Siempre insistió, toda la vida, la suya y la mía, mi santa madre, que tenía que aprender inglés. Porque si patatín para el futuro, porque si patatán para un buen trabajo, porque hoy en día sin inglés no eres nadie, y todos esos miedos que le meten los lobbistas de las clases particulares a las madres para intentar sacarles las perras. Claro que la insistencia no siempre funciona y yo aprendí el inglés suficiente como para que académicamente me dejasen en paz, pero no tanto como para tener que explicarle, veinte años después, a un policía lo que me pasó la otra noche.
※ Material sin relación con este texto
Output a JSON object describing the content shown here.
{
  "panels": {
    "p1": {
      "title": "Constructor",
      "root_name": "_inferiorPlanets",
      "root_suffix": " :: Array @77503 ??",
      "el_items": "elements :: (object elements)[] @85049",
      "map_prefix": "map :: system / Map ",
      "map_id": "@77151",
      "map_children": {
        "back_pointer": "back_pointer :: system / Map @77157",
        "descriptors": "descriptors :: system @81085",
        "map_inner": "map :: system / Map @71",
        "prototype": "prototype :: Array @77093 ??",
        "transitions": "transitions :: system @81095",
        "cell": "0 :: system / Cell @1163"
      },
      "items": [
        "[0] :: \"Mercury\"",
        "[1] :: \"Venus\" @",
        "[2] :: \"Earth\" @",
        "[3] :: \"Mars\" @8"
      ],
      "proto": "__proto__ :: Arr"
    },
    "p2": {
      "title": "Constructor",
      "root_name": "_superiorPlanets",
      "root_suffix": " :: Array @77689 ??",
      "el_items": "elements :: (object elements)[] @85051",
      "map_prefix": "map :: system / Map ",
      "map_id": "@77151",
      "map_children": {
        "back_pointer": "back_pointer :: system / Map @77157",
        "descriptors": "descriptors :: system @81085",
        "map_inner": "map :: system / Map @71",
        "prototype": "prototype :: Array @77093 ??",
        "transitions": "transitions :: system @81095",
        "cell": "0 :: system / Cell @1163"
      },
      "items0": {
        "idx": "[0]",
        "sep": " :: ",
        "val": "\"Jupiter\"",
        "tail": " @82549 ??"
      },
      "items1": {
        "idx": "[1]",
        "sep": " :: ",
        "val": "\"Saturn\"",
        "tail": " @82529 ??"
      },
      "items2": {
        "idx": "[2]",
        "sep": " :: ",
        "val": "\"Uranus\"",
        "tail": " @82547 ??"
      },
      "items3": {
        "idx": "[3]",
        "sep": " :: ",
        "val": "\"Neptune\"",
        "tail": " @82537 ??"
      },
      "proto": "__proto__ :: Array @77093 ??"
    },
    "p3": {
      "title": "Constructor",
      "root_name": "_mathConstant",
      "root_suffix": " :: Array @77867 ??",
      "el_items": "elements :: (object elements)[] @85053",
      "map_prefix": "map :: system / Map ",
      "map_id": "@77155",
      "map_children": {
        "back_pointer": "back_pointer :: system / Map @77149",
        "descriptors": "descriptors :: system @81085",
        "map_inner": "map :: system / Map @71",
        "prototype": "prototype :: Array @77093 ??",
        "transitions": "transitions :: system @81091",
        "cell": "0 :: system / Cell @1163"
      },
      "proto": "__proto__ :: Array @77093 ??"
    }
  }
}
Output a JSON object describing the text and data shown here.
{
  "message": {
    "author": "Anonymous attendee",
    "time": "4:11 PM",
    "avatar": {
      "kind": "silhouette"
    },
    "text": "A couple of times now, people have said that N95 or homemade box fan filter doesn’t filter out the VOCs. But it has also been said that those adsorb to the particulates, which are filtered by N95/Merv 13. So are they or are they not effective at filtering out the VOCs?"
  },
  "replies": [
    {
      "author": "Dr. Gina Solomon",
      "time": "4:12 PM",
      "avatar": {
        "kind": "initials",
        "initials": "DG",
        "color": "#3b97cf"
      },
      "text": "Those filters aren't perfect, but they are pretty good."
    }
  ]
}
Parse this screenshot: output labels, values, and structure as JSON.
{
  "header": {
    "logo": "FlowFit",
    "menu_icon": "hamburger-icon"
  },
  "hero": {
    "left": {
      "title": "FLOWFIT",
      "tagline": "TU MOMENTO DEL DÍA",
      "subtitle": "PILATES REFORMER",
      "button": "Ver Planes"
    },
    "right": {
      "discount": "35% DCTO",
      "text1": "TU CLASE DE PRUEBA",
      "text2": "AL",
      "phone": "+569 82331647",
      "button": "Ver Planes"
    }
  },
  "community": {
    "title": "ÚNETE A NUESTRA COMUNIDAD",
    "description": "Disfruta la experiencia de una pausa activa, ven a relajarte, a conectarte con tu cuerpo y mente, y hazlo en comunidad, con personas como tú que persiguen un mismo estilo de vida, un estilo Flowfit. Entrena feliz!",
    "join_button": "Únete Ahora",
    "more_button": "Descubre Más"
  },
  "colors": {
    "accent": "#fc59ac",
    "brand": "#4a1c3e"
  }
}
Estuve a punto de no salir, pero acabé con mi amigo Diego bebiéndonos un cuarto de una botella de vino blanco y media botella de un licor que se llama Nobel, que entra por el gaznate como cuenco de natillas y antes de darte cuenta estás borracho como un ancestro mirando a la nada. Estábamos frente al molino de mostaza justo al lado de casa, sentados en un banco, hablando sobre lo idiota que es la gente por aquí cuando quiere y, no obstante, lo majos que son todos cuando quieren algo de ti, al menos por un rato, y sobre lo peligroso que es darle a estos muchachos del norte de Europa la mano, porque te acaban cogiendo el brazo entero.